Ofrenda para las almas dolidas

Voy a tomarme la libertad de hacer una ofrenda en esta columna, una ofrenda para aquellos que “regresan a este mundo” y que no precisamente se sienten en paz con un pan de muerto y chocolate, una ofrenda para aquellos que regresarán esperando encontrar justicia en su camino…

La muerte es una constante para nosotros. Por más que las sociedades occidentales desarrolladas la han querido evitar, por más que las tradiciones de los pueblos del mundo han querido convivir con ella, por más que las guerras y los dictadores la han querido convertir en discurso, y por más que cada uno de nosotros se quiera alejar o acercar a esa idea que eventualmente se transforma en momento. No podemos desentendernos de ella. Y no precisamente porque en determinado punto de nuestras vidas nos “llegue la hora”, más bien porque, como humanidad, siglo con siglo, presenciamos cómo muchas vidas son aplastadas y violentadas por las injusticias, cómo la muerte arrebata de manera horrorosa el último aliento de los desafortunados.

Para este país, les dejo esta ofrenda. Una ofrenda por los que una bala cobarde les quitó la vida. Una por los desaparecidos; para aquellos que murieron de frío en la calle, sin que nadie les diera cobijo; para las mujeres víctimas de un feminicidio. Una por los policías, militares y jueces que sufrieron atentados por hacer su labor de manera honesta; para las víctimas del crimen organizado; para las de la violencia interminable de este país; para todos los que mueren de hambre o por enfermedad a causa de la desigualdad (que repercute en pobreza). Una ofrenda para aquellos que sufrieron los estragos de un mal sistema de salud, otra para los políticos y gente que no se vendió a la corrupción e ilegalidad. Una ofrenda para los muertos que tapizan la frontera en busca de un sueño. Ofrenda para las víctimas de un asalto, para todos los periodistas que asesinaron por hacer su labor, para las víctimas de trata. Una ofrenda por los 43 de Ayotzinapa. Otra para los jóvenes que alzaron la voz en el 68. Una por los niños de la Guardería ABC… Una para todo mexicano que sufrió una muerte por culpa de otro al que no le interesó su vida en lo absoluto.

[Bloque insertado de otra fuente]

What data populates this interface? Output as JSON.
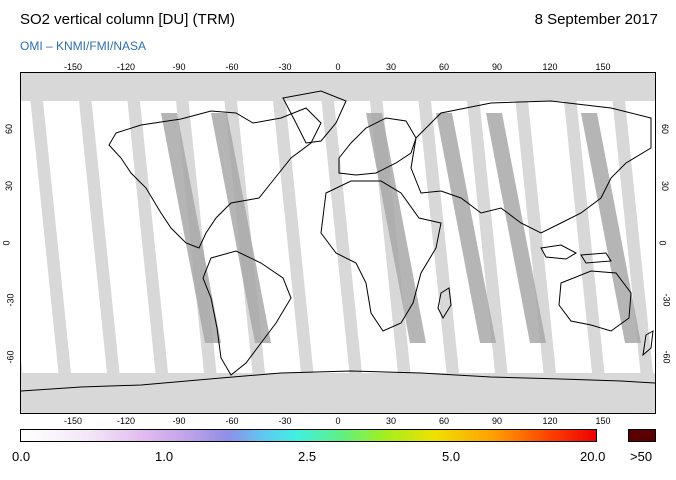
{
  "header": {
    "title": "SO2 vertical column [DU] (TRM)",
    "date": "8 September 2017",
    "credit": "OMI  –  KNMI/FMI/NASA"
  },
  "map": {
    "lon_ticks": [
      "-150",
      "-120",
      "-90",
      "-60",
      "-30",
      "0",
      "30",
      "60",
      "90",
      "120",
      "150"
    ],
    "lat_ticks": [
      "60",
      "30",
      "0",
      "-30",
      "-60"
    ],
    "colors": {
      "ocean": "#ffffff",
      "orbit_gap": "#d8d8d8",
      "land_overpass": "#a8a8a8",
      "coastline": "#000000"
    }
  },
  "colorbar": {
    "labels": [
      "0.0",
      "1.0",
      "2.5",
      "5.0",
      "20.0"
    ],
    "overflow_label": ">50",
    "overflow_color": "#5a0000"
  }
}
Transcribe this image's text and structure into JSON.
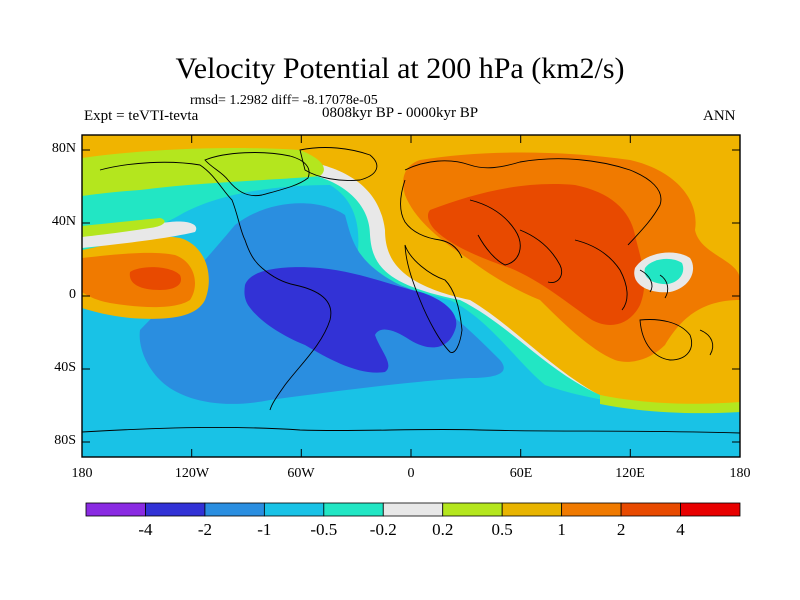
{
  "title": "Velocity Potential at 200 hPa (km2/s)",
  "stats": "rmsd= 1.2982 diff= -8.17078e-05",
  "experiment": "Expt = teVTI-tevta",
  "period": "0808kyr BP - 0000kyr BP",
  "season": "ANN",
  "y_ticks": [
    "80N",
    "40N",
    "0",
    "40S",
    "80S"
  ],
  "x_ticks": [
    "180",
    "120W",
    "60W",
    "0",
    "60E",
    "120E",
    "180"
  ],
  "colorbar": {
    "labels": [
      "-4",
      "-2",
      "-1",
      "-0.5",
      "-0.2",
      "0.2",
      "0.5",
      "1",
      "2",
      "4"
    ],
    "colors": [
      "#8a2be2",
      "#3232d6",
      "#2a8ee0",
      "#19c2e6",
      "#22e6c4",
      "#e8e8e8",
      "#b4e61e",
      "#e8b400",
      "#f07a00",
      "#e84a00",
      "#e80000"
    ]
  }
}
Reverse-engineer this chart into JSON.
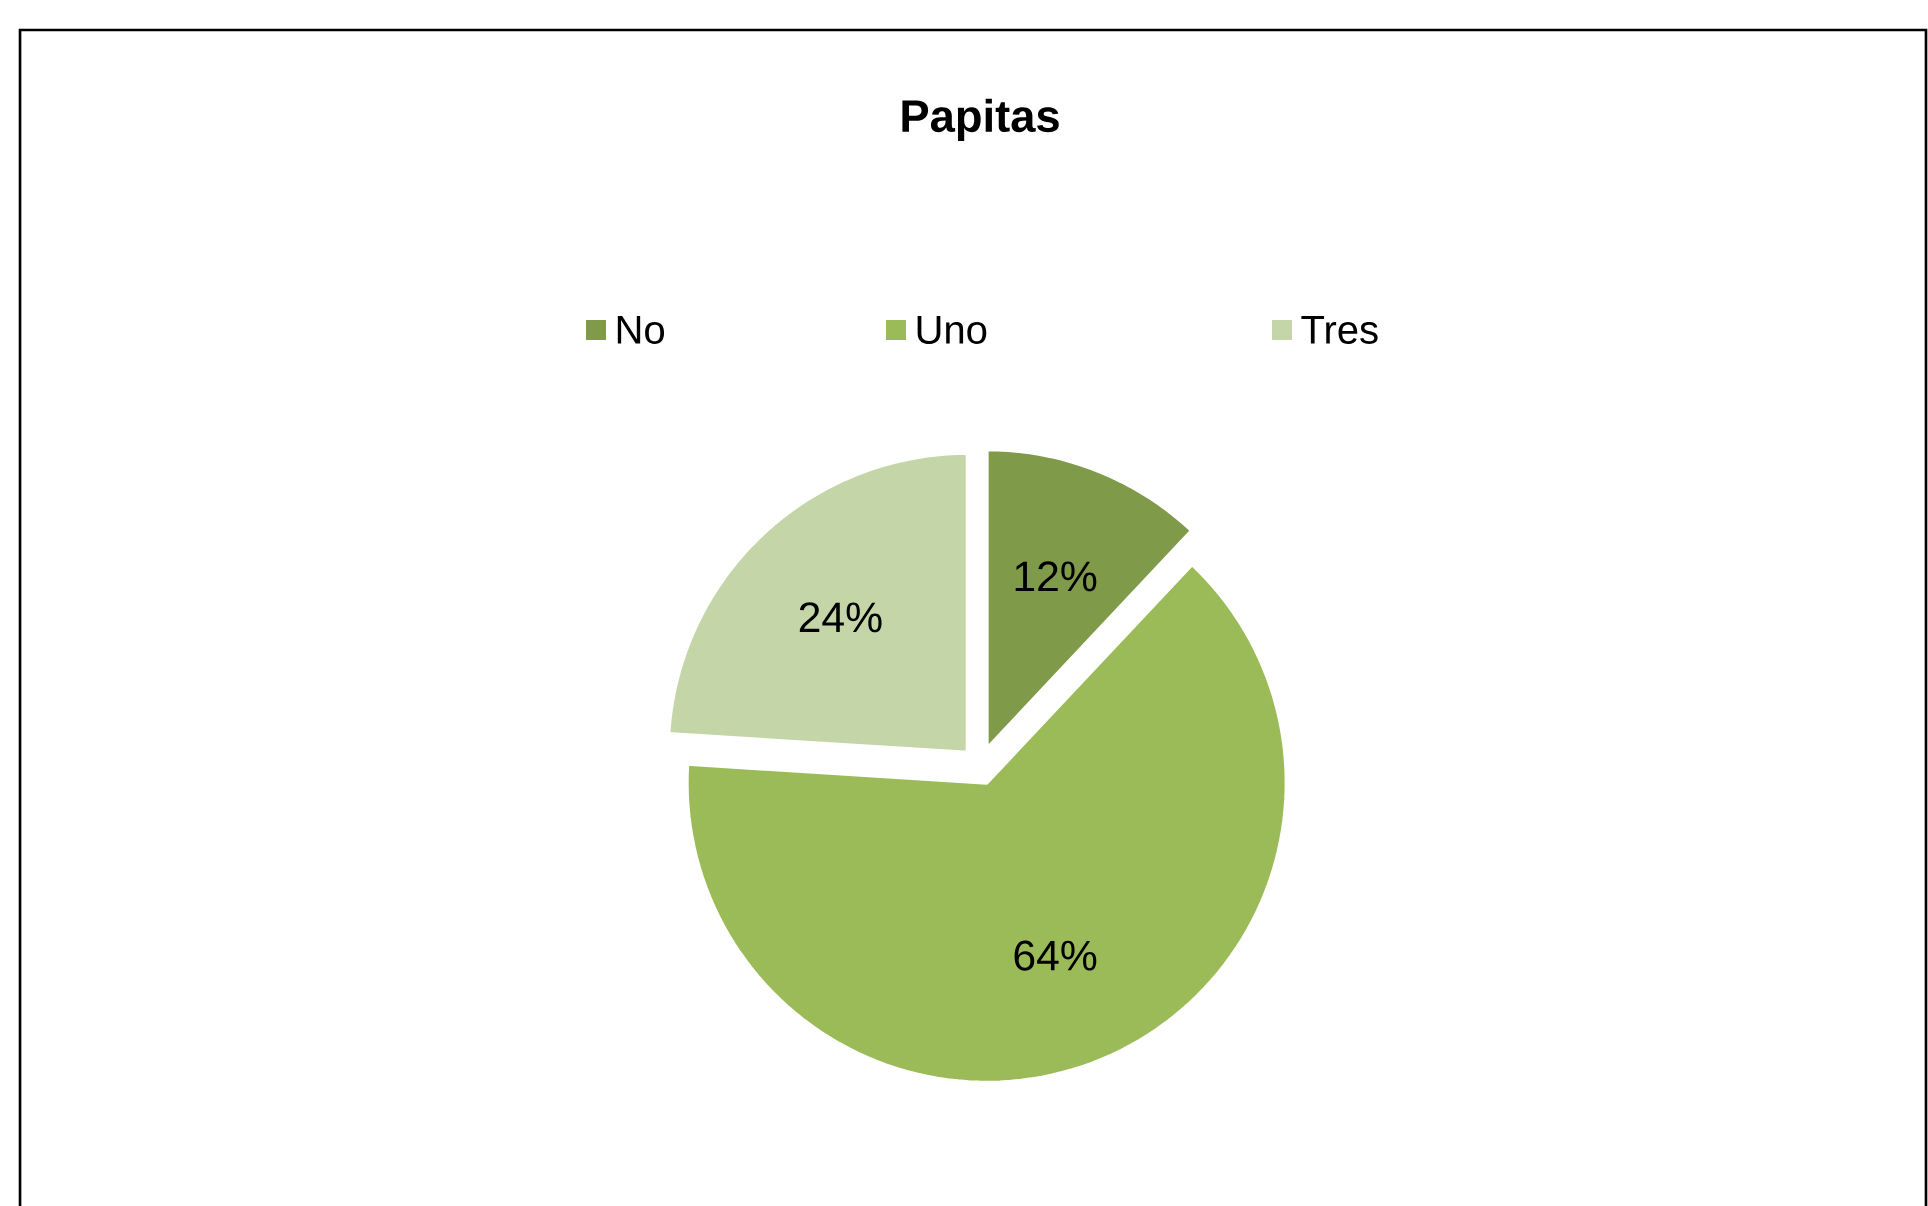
{
  "chart_data": {
    "type": "pie",
    "title": "Papitas",
    "categories": [
      "No",
      "Uno",
      "Tres"
    ],
    "values": [
      12,
      64,
      24
    ],
    "colors": [
      "#7f9a48",
      "#9bbb59",
      "#c4d6a8"
    ],
    "value_labels": [
      "12%",
      "64%",
      "24%"
    ],
    "legend": "top"
  }
}
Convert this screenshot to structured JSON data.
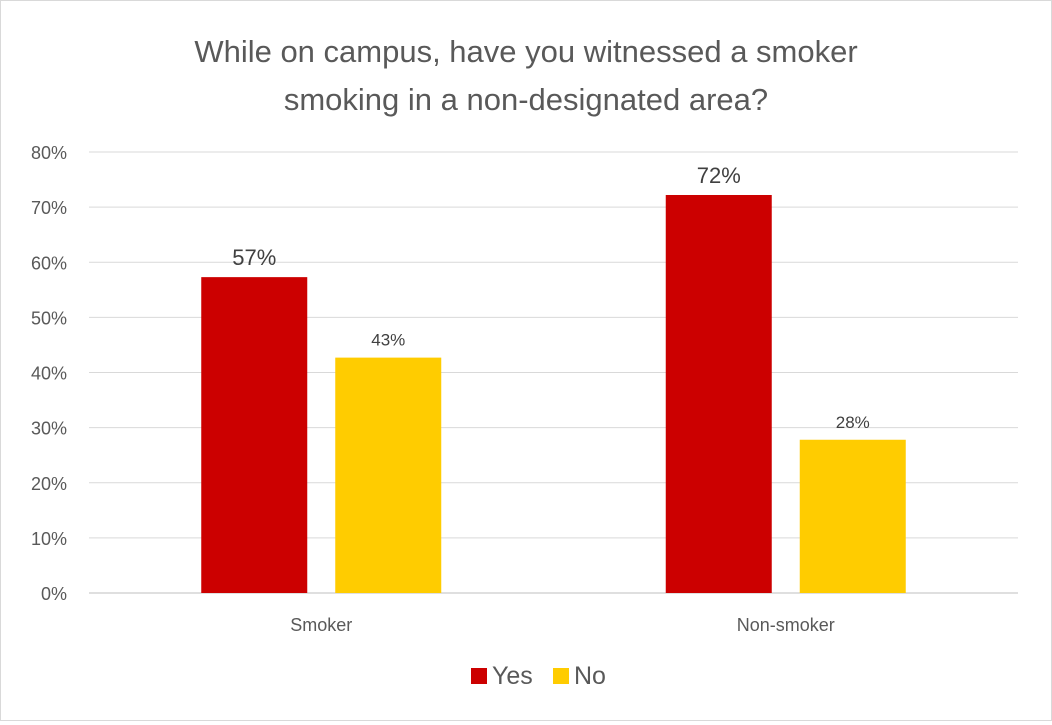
{
  "chart_data": {
    "type": "bar",
    "title": "While on campus, have you witnessed a smoker smoking in a non-designated area?",
    "title_lines": [
      "While on campus, have you witnessed a smoker",
      "smoking in a non-designated area?"
    ],
    "categories": [
      "Smoker",
      "Non-smoker"
    ],
    "series": [
      {
        "name": "Yes",
        "color": "#cc0000",
        "values": [
          57.3,
          72.2
        ],
        "data_labels": [
          "57%",
          "72%"
        ]
      },
      {
        "name": "No",
        "color": "#ffcc00",
        "values": [
          42.7,
          27.8
        ],
        "data_labels": [
          "43%",
          "28%"
        ]
      }
    ],
    "ylim": [
      0,
      80
    ],
    "y_ticks": [
      0,
      10,
      20,
      30,
      40,
      50,
      60,
      70,
      80
    ],
    "y_tick_labels": [
      "0%",
      "10%",
      "20%",
      "30%",
      "40%",
      "50%",
      "60%",
      "70%",
      "80%"
    ],
    "xlabel": "",
    "ylabel": "",
    "grid": true,
    "legend_position": "bottom"
  }
}
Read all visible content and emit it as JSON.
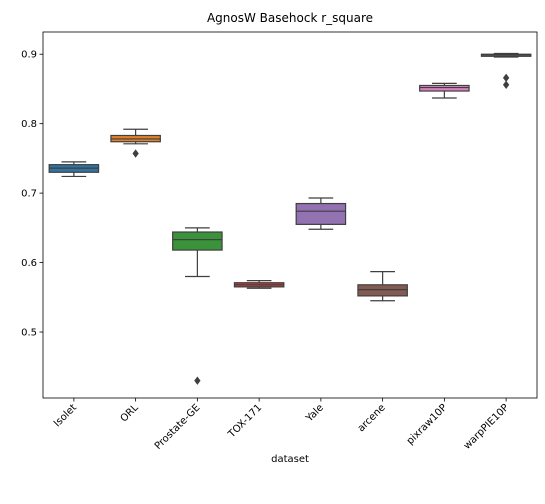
{
  "chart_data": {
    "type": "box",
    "title": "AgnosW Basehock r_square",
    "xlabel": "dataset",
    "ylabel": "",
    "ylim": [
      0.405,
      0.932
    ],
    "yticks": [
      0.5,
      0.6,
      0.7,
      0.8,
      0.9
    ],
    "grid": false,
    "categories": [
      "Isolet",
      "ORL",
      "Prostate-GE",
      "TOX-171",
      "Yale",
      "arcene",
      "pixraw10P",
      "warpPIE10P"
    ],
    "boxes": [
      {
        "category": "Isolet",
        "color": "#3274a1",
        "whisker_low": 0.724,
        "q1": 0.73,
        "median": 0.736,
        "q3": 0.741,
        "whisker_high": 0.745,
        "outliers": []
      },
      {
        "category": "ORL",
        "color": "#e1812c",
        "whisker_low": 0.771,
        "q1": 0.774,
        "median": 0.778,
        "q3": 0.783,
        "whisker_high": 0.792,
        "outliers": [
          0.757
        ]
      },
      {
        "category": "Prostate-GE",
        "color": "#3a923a",
        "whisker_low": 0.58,
        "q1": 0.618,
        "median": 0.633,
        "q3": 0.644,
        "whisker_high": 0.65,
        "outliers": [
          0.43
        ]
      },
      {
        "category": "TOX-171",
        "color": "#c03d3e",
        "whisker_low": 0.563,
        "q1": 0.565,
        "median": 0.568,
        "q3": 0.571,
        "whisker_high": 0.574,
        "outliers": []
      },
      {
        "category": "Yale",
        "color": "#9372b2",
        "whisker_low": 0.648,
        "q1": 0.655,
        "median": 0.674,
        "q3": 0.685,
        "whisker_high": 0.693,
        "outliers": []
      },
      {
        "category": "arcene",
        "color": "#845b53",
        "whisker_low": 0.545,
        "q1": 0.552,
        "median": 0.561,
        "q3": 0.568,
        "whisker_high": 0.587,
        "outliers": []
      },
      {
        "category": "pixraw10P",
        "color": "#d684bd",
        "whisker_low": 0.837,
        "q1": 0.847,
        "median": 0.852,
        "q3": 0.855,
        "whisker_high": 0.858,
        "outliers": []
      },
      {
        "category": "warpPIE10P",
        "color": "#7f7f7f",
        "whisker_low": 0.896,
        "q1": 0.897,
        "median": 0.899,
        "q3": 0.9,
        "whisker_high": 0.901,
        "outliers": [
          0.866,
          0.856
        ]
      }
    ]
  }
}
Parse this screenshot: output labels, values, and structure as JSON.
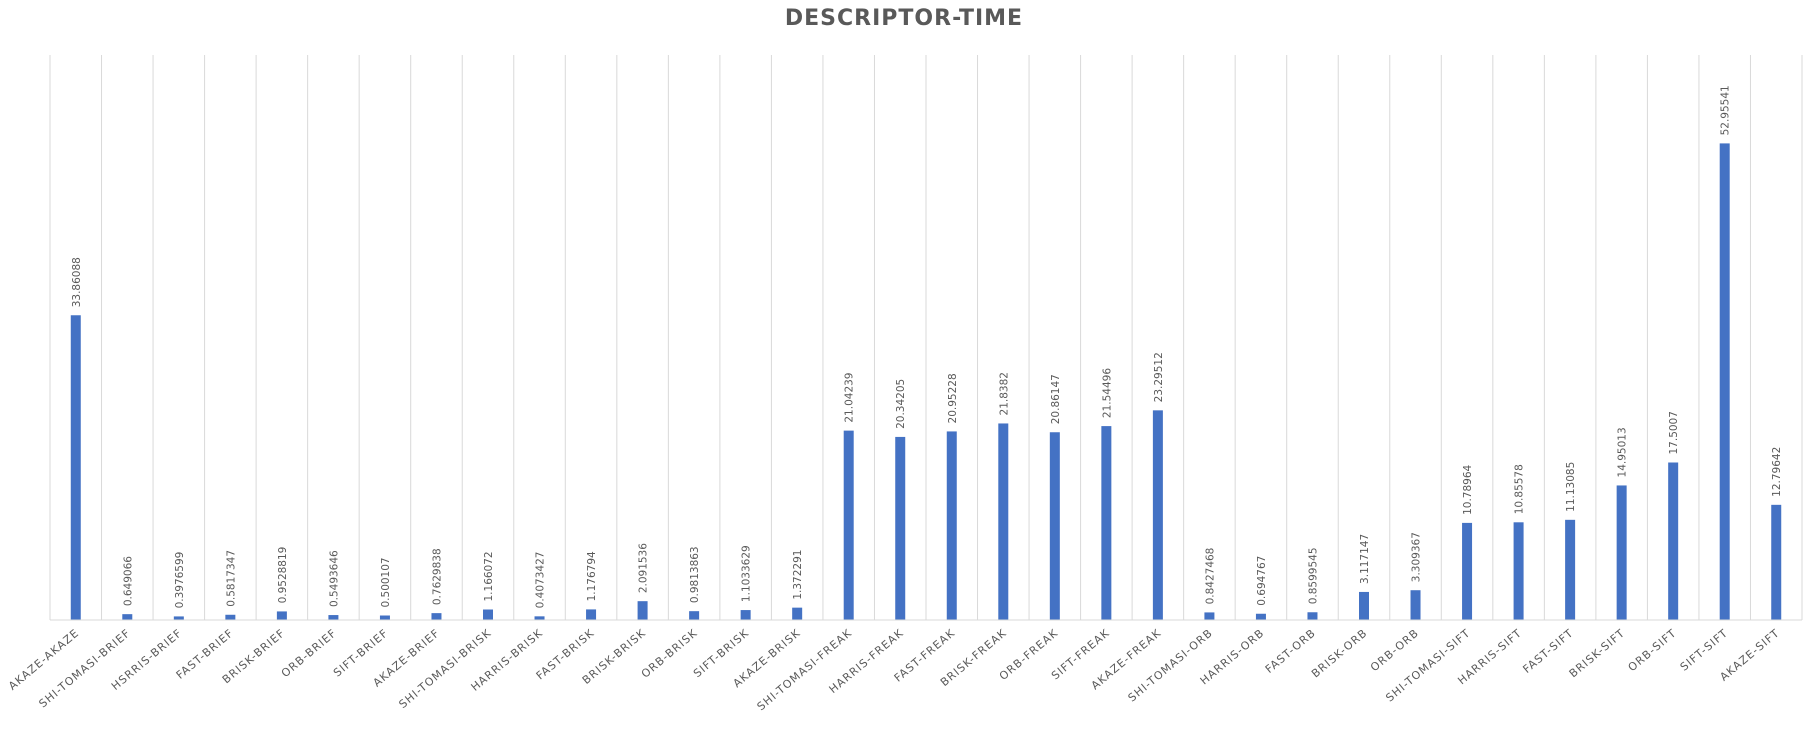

Para el mundo: una ofrenda para las víctimas de guerra, otra para los migrantes en riesgo y refugiados perdidos. Una ofrenda para los que sufrieron muertes por discursos de odio, una ofrenda por toda la gente que muere de hambre y enfermedad en África. Una para los que han sido víctima de un ataque terrorista, por los inocentes en Siria, para los que fueron violentados por las armas en Estados Unidos. Otra ofrenda para las almas que sufrieron una guerrilla y una última, para todos aquellos a los que el sistema les falló.

Una ofrenda por los héroes y personas inocentes que perdieron la vida injustamente en el camino.

Sé que no les dejo flores de cempasúchil, sé que no los dejo pan y chocolate, sé que no tengo una foto de ustedes para poner una veladora a su lado. Quisiera dejarles justicia (no tienen idea de cuánto). Por el momento, les dejo mis palabras, les dejo mi indignación, que por muy insensata que algunos crean que es, tiene un fundamento dedicado a ustedes, almas que en la ofrenda, buscan justicia.